Seckora quotes James Lindgren, a Northwestern University law professor
who
has identified many errors in Bellesiles’ work, as saying: “His errors
in
using sources are dramatic and go to the heart of his book’s argument –
how
many guns there were, who owned them, where they were kept, what
condition
they were in, how they were used, and how important they were in early
America.”

Don Hickey, a professor of history at Wayne State College, who peer
reviewed
Bellesiles’ earlier work, is quoted as saying: “These criticisms have
convinced me that Bellesiles misread, misused, and perhaps even
fabricated
some of his evidence.” Though he believes it is still possible that
Bellesiles’ thesis may be partly correct, Hickey says: “I no longer
believe
that his evidence proves his thesis.”

Seckora reports that the faculty at Emory are following the Bellesiles
story
more closely now. She quotes one Emory professor as telling her: “A
number
of [us at Emory] think the questions that have been raised by critics
whose
motivations are not in any way political, are exceptionally serious.”

Seckora says some of “the most significant statements” in Arming America

are “based” on “data that do not exist.” For example, Bellesiles told
her he
reviewed documents at the San Francisco Superior Court that were
actually
destroyed by fire in the 1906 earthquake. When confronted with this
fact,
Bellesiles said he was working from a “dim memory,” that these records
were
in the Mormon Church’s Family Research Library and the Sutro Library.

Seckora checks. Surprise! These libraries say the records Bellesiles
refers
to do not exist at these libraries.

Then Bellesiles tells The Chronicle Of Higher Education he’s located
these
documents and sent for them. But, strangely, in his OAH reply, he makes
no
mention of finding these documents. Says Seckora: “Instead, he changes
his
story again in an apparent attempt to admit some error. He says: ‘I
completely forget in which of several California archives I read what I
recall to be twelve probate records from 1859 to 1860 with San Francisco
as
the stated location.’”

But, says Seckora: “This conflicts with what he told me in September –
that
he looked at ‘a few hundred cases’ in both San Francisco and Los
Angeles.
Mysteriously, he adds the year 1860, which is not in the sample in his
book.”

Seckora also reports on an upcoming issue of The William And Mary
Quarterly
which will contain an article by Randolph Roth of Ohio State University,
one
of the leading authorities on homicide in early America.
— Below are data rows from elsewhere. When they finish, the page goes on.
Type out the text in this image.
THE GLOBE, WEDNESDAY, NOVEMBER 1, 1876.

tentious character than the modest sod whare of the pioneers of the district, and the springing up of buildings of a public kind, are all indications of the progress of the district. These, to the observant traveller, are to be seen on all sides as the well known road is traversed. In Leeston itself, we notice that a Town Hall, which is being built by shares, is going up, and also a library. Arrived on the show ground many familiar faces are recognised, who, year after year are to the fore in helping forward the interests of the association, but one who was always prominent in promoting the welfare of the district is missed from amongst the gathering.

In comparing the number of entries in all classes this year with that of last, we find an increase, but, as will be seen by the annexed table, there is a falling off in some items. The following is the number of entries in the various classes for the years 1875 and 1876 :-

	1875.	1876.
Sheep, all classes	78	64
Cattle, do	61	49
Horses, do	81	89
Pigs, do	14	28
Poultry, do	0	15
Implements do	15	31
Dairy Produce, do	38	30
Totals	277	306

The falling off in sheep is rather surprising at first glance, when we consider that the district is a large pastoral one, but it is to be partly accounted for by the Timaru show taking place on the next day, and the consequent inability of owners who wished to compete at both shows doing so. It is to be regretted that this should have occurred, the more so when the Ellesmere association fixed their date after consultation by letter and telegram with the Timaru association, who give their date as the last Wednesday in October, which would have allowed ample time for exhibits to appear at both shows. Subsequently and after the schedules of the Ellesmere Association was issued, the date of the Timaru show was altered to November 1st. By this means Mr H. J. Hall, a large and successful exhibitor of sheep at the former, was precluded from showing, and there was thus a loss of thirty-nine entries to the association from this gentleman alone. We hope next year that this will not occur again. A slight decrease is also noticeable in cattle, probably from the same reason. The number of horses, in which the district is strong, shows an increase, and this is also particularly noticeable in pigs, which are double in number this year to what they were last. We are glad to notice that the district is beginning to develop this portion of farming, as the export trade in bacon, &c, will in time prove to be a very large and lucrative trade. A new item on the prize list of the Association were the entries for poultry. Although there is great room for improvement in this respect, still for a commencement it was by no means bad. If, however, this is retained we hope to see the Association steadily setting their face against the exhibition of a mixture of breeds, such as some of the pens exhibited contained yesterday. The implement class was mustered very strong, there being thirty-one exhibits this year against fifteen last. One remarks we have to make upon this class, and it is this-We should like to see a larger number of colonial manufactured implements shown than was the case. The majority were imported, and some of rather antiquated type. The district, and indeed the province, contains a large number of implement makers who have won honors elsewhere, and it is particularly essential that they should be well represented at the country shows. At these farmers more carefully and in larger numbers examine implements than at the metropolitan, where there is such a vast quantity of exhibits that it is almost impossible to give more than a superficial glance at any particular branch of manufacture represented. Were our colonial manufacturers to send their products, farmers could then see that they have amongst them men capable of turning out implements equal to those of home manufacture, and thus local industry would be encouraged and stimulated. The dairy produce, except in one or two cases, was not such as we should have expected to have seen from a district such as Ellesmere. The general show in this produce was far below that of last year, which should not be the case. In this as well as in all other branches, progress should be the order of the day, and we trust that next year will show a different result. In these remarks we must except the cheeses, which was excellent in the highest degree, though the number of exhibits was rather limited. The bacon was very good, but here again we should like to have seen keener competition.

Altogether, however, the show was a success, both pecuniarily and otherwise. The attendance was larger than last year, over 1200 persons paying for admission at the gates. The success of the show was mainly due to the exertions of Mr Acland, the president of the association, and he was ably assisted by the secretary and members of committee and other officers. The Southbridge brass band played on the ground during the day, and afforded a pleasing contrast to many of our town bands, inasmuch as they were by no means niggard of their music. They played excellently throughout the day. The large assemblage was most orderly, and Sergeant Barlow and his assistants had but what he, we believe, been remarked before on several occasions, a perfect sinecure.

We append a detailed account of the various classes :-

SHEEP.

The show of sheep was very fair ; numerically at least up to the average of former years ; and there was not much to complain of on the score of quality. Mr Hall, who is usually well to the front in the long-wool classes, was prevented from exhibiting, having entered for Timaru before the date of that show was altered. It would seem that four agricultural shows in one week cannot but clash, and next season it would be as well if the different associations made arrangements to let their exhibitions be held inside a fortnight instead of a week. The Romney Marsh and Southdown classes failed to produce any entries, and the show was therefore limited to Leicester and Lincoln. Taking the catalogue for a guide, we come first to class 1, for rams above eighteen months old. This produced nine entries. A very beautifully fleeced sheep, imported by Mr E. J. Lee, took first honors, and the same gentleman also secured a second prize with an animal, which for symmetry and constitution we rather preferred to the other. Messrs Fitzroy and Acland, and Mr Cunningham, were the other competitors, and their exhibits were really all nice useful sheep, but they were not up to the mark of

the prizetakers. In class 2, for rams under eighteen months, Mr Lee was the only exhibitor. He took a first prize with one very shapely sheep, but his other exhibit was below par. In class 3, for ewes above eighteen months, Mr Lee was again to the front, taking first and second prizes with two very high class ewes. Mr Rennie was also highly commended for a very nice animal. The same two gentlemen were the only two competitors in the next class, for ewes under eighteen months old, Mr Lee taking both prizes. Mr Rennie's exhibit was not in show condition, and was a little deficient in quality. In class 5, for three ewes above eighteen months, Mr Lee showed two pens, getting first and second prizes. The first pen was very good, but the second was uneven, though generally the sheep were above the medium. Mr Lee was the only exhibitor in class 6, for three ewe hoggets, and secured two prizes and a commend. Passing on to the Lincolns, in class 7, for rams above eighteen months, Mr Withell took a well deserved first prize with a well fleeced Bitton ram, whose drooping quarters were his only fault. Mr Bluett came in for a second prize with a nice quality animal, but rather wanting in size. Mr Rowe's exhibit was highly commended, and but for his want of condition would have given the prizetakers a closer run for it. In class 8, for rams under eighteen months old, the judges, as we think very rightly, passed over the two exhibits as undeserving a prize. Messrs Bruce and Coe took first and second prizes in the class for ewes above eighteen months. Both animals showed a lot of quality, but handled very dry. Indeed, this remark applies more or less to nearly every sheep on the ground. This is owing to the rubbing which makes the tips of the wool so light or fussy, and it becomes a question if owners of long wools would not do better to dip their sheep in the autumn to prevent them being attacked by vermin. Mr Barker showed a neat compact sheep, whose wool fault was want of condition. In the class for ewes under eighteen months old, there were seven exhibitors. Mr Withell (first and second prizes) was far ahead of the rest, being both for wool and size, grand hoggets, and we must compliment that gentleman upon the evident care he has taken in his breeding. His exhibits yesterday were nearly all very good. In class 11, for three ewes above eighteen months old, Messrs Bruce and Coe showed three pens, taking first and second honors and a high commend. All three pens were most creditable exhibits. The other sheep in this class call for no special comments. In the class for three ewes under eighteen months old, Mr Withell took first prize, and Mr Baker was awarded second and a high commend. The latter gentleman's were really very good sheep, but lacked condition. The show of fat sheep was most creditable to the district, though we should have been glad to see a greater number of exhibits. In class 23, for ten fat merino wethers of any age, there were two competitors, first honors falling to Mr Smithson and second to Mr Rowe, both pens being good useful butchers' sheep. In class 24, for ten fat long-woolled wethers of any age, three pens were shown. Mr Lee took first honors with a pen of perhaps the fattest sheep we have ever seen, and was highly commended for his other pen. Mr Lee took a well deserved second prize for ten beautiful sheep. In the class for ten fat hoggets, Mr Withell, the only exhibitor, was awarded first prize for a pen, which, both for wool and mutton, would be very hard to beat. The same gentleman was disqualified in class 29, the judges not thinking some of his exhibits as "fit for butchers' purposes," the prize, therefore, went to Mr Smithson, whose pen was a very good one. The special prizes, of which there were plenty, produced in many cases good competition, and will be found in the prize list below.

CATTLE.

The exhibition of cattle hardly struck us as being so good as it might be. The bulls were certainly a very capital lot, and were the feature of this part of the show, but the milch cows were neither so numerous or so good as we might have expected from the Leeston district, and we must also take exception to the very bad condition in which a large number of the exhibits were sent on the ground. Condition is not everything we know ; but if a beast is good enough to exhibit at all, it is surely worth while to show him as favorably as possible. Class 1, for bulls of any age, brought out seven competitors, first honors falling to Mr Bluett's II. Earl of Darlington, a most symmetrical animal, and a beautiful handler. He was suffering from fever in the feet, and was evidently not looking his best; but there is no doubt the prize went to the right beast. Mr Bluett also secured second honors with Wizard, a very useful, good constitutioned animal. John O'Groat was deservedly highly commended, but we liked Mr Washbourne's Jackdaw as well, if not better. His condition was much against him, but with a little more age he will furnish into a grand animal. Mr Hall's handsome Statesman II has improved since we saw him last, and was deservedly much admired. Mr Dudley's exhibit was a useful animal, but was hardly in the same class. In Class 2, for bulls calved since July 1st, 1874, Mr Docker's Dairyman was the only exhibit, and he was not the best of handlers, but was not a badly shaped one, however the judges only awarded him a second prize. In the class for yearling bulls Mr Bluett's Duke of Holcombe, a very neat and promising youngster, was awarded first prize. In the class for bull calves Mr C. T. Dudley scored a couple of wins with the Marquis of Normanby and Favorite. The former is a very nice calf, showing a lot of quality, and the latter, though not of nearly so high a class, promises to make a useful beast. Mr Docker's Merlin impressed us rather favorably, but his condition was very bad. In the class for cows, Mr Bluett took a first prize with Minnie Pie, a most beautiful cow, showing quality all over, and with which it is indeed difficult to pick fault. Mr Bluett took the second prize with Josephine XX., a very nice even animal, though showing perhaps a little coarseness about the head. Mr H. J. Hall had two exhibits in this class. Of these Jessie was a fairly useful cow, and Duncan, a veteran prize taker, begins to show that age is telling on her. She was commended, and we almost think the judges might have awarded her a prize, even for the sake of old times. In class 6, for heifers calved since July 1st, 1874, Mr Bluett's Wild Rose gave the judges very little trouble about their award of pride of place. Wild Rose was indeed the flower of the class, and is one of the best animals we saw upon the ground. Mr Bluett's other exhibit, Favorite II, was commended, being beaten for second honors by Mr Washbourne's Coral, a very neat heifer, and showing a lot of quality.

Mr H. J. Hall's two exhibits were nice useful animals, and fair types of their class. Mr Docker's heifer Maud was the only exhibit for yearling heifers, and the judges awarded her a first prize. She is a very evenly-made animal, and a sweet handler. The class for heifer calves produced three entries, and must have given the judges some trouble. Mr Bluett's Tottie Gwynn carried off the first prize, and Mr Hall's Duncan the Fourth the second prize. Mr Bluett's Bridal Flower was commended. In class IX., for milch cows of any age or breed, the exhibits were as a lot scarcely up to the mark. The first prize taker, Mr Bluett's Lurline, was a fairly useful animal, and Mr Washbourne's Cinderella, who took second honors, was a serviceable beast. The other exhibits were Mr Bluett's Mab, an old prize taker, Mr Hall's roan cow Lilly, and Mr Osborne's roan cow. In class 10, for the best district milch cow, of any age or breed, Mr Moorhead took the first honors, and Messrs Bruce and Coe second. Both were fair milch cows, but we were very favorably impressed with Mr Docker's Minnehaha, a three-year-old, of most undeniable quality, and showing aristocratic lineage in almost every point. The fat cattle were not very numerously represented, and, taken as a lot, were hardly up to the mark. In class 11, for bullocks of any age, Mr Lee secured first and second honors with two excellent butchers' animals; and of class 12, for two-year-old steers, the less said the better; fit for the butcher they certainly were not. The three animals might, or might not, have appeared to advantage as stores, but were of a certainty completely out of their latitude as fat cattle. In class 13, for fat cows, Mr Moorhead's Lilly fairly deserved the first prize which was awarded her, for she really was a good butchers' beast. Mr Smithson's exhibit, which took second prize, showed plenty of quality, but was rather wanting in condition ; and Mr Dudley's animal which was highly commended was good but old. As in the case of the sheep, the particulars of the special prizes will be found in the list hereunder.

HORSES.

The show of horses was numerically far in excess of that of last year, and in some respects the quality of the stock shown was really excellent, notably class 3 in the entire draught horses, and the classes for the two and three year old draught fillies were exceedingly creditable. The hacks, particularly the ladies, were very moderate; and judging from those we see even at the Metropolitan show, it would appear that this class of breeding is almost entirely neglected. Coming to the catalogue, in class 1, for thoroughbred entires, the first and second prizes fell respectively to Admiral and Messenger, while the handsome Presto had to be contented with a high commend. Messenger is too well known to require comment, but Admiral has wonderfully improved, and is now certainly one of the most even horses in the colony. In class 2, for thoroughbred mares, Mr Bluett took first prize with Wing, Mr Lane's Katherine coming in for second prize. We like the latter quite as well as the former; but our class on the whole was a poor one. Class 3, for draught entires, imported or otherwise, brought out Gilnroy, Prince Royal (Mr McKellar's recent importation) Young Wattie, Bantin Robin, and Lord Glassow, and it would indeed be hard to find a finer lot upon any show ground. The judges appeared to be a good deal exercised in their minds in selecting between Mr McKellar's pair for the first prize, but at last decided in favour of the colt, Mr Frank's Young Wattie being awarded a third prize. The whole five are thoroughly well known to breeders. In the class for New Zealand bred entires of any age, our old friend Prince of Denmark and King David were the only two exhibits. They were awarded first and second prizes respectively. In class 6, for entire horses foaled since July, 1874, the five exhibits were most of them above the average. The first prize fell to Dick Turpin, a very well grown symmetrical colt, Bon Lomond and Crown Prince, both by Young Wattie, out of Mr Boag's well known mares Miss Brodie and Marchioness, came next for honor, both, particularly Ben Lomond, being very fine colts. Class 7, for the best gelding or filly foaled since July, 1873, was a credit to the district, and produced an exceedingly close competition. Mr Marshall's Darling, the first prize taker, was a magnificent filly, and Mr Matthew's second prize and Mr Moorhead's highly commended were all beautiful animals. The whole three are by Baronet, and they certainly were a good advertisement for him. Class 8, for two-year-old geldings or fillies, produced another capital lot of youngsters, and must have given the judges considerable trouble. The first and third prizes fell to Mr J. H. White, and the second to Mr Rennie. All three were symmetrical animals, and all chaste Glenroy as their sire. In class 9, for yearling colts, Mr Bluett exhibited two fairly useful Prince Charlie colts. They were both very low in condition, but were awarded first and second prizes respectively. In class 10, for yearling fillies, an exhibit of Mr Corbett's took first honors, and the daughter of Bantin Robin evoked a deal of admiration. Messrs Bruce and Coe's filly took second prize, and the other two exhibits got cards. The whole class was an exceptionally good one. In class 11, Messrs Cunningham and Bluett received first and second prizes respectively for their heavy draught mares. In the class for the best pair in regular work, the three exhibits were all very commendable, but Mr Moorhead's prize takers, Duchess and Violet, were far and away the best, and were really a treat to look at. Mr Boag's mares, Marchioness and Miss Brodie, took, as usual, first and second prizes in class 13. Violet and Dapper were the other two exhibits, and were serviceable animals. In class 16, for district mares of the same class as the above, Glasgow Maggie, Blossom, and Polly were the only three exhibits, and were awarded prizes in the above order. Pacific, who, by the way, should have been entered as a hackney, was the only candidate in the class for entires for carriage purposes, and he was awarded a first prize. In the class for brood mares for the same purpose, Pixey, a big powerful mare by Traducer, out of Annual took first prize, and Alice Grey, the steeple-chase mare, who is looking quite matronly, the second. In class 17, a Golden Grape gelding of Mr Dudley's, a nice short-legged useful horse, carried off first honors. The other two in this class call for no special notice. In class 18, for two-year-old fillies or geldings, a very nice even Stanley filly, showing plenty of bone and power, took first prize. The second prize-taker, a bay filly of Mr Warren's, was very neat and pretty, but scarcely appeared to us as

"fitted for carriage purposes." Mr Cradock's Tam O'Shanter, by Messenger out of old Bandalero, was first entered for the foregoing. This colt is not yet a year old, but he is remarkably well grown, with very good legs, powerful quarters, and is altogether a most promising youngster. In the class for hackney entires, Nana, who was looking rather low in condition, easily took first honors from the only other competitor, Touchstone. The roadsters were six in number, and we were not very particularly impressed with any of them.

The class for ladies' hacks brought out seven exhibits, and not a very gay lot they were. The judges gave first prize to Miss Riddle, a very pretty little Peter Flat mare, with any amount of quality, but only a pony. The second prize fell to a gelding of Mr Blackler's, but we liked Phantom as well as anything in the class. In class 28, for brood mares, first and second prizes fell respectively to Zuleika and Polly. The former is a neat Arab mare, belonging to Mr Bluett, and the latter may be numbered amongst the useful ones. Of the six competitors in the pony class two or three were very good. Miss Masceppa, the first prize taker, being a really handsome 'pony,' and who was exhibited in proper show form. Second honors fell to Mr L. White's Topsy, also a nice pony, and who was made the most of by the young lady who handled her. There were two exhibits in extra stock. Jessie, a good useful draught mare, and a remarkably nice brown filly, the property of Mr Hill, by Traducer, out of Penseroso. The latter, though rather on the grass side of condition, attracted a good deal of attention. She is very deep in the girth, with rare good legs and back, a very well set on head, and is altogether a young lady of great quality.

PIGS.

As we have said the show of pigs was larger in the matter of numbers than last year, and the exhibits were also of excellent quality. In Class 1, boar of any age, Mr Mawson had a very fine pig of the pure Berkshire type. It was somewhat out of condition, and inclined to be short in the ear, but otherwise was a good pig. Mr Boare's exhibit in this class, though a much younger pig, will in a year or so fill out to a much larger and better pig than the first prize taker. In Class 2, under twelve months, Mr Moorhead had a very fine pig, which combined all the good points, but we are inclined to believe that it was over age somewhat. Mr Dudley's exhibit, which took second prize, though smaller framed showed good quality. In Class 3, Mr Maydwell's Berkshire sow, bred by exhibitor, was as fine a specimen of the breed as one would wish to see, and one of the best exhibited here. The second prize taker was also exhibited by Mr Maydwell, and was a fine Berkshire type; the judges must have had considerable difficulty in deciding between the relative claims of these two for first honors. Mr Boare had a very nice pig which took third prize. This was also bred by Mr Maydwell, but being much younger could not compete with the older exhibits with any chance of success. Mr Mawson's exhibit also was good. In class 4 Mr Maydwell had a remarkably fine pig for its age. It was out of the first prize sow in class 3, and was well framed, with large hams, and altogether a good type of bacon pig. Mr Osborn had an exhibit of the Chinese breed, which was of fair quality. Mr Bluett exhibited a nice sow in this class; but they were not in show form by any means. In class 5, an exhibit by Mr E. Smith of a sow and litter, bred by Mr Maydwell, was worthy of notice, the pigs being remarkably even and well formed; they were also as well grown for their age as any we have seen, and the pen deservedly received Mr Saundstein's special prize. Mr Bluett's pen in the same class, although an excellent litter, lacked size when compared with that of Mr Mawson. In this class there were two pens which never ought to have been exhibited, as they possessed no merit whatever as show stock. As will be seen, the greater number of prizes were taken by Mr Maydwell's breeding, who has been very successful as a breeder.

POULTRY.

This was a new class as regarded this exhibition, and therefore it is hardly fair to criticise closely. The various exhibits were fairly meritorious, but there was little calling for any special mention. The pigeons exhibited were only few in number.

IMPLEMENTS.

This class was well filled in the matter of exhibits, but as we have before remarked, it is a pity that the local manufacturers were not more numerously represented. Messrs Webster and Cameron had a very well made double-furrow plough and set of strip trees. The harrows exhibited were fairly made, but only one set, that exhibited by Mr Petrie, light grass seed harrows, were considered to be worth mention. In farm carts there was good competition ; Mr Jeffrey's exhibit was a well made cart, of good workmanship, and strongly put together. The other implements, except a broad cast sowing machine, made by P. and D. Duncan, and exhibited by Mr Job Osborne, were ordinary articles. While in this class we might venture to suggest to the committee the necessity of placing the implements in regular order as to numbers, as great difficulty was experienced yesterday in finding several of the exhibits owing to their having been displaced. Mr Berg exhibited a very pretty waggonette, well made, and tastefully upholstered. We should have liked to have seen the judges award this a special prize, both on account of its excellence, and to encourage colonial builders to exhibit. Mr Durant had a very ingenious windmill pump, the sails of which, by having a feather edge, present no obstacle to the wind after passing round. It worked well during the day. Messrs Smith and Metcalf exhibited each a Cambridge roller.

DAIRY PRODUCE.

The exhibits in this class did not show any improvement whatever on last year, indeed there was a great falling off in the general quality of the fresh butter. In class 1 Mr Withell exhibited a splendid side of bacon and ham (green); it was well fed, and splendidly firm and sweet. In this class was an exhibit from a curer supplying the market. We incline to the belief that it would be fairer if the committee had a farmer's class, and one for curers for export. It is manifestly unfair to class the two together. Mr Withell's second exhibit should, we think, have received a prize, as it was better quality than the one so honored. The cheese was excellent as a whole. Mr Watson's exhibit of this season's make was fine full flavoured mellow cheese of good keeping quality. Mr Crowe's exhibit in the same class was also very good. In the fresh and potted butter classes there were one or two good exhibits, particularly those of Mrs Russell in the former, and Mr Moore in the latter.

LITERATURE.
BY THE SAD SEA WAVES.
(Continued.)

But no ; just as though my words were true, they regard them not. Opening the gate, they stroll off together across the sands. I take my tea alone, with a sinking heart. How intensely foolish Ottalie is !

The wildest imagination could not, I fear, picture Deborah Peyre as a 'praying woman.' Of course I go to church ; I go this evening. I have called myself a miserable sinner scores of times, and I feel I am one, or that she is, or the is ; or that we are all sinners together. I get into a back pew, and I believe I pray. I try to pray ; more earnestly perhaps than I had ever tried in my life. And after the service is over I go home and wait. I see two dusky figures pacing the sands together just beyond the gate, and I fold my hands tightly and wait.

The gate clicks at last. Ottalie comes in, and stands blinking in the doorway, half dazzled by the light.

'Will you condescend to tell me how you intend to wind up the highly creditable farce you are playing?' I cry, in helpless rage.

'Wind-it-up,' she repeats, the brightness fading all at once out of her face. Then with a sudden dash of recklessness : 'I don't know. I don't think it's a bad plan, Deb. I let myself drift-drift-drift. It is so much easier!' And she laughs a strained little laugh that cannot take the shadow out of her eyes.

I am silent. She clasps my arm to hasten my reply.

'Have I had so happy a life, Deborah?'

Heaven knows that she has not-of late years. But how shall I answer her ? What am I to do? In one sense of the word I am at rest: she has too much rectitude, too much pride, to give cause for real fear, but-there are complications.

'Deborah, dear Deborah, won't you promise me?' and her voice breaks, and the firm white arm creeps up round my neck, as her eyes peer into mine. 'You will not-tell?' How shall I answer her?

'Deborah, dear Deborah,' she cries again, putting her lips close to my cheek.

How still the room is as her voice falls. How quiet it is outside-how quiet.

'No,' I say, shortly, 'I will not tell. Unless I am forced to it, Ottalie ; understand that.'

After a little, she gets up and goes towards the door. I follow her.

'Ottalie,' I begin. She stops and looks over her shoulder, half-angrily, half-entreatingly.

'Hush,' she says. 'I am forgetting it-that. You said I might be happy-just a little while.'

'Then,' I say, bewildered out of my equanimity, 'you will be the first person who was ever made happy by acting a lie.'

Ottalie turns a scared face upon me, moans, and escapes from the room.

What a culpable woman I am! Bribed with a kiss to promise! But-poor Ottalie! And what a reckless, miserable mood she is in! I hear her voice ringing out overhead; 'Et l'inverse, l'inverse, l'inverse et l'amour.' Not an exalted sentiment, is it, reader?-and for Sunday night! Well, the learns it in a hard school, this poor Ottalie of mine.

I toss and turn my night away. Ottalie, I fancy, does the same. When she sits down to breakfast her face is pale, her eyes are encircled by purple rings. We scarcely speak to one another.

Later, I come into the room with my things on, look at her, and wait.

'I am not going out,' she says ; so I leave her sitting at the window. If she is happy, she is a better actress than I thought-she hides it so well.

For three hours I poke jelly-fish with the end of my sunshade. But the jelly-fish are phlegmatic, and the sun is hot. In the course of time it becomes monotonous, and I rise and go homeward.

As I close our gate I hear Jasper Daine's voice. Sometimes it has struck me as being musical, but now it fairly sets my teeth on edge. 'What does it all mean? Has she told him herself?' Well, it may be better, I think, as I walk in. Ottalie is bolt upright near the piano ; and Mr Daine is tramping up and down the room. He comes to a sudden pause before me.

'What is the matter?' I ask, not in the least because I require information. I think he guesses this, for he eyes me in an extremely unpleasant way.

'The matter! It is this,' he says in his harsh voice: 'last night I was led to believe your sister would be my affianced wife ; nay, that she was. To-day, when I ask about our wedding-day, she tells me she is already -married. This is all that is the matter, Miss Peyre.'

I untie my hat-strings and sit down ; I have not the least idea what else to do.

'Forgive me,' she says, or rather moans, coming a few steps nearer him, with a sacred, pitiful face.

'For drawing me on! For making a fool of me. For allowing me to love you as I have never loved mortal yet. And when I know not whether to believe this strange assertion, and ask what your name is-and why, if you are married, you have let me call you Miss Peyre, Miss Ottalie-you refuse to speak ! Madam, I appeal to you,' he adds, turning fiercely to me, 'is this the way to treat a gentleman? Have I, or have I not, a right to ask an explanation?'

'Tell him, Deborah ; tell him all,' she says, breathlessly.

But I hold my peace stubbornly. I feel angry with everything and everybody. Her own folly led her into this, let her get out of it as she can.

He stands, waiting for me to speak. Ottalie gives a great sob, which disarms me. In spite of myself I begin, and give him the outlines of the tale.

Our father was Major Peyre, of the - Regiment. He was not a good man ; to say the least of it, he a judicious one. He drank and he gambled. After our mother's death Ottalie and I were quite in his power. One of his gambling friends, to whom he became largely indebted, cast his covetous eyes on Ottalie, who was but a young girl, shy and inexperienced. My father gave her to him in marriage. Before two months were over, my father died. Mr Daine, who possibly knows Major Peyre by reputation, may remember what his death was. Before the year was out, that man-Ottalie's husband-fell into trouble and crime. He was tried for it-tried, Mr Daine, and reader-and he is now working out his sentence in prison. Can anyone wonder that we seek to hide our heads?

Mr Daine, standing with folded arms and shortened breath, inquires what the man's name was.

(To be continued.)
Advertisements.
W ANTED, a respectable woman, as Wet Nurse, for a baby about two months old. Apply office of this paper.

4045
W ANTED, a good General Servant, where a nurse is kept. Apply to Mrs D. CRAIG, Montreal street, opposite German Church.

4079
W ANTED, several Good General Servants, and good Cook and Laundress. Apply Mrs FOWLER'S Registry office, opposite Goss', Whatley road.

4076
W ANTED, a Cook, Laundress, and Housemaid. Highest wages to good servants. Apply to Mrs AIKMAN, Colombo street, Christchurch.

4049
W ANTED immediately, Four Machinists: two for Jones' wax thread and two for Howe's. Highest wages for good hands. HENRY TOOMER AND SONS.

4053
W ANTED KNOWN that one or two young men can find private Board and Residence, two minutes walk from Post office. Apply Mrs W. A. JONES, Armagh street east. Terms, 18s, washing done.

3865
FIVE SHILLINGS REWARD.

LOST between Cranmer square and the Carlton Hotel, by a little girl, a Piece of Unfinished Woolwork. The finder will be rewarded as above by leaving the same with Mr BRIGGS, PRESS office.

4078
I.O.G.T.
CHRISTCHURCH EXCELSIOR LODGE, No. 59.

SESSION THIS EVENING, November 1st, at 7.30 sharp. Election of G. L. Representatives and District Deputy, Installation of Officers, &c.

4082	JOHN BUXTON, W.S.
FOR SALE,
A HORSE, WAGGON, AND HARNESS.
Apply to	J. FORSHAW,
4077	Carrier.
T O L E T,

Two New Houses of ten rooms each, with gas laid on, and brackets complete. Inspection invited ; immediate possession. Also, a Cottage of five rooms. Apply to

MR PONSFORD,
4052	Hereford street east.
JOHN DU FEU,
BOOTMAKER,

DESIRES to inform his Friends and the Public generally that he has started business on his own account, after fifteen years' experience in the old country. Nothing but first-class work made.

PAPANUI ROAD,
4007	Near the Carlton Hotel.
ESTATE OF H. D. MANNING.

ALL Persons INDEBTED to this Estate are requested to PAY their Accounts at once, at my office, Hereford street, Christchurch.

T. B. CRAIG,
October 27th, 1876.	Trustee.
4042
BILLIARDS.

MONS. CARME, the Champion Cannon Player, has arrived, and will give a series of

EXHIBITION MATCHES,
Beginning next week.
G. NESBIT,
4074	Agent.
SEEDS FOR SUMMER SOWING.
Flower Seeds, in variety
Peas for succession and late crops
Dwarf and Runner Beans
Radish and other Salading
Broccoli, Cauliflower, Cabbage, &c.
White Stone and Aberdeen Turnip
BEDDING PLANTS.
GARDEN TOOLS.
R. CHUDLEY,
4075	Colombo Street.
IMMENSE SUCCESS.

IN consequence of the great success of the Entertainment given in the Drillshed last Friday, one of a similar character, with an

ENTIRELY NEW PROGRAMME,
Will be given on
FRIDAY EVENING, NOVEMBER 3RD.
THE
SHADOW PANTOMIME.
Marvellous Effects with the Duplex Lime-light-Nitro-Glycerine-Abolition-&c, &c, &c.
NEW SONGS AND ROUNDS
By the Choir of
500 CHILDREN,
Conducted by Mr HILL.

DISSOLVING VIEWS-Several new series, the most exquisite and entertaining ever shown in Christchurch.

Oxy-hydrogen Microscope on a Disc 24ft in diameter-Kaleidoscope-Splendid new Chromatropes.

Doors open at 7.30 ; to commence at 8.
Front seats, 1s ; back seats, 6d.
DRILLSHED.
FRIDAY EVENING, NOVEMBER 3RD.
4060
In this piece,
Roth points out, among other things, that Bellesiles’ error rate for
homicides in the Plymouth Colony for a 46-year period is 100 percent. In

Arming America Bellesiles said there were no prosecutions for homicide
in
this Colony during this time period.

And on and on and on it goes. Check out and examine closely virtually
anything Bellesiles states as fact in Arming America and it will never
be
exactly as Bellesiles says it is. Never.

Bellsiles does do well, however, at responding to charges nobody has
heard
of. For example, he says he’s been told he did not discuss Daniel Morgan
and
his riflemen. He says he’s been charged with calling for the
confiscation
of firearms. But, he says, he devoted six pages to Morgan and his men;
he
denies the second accusation. Says Seckora: “There is just one problem
with
this: No scholar or journalist has ever heard these criticisms before.”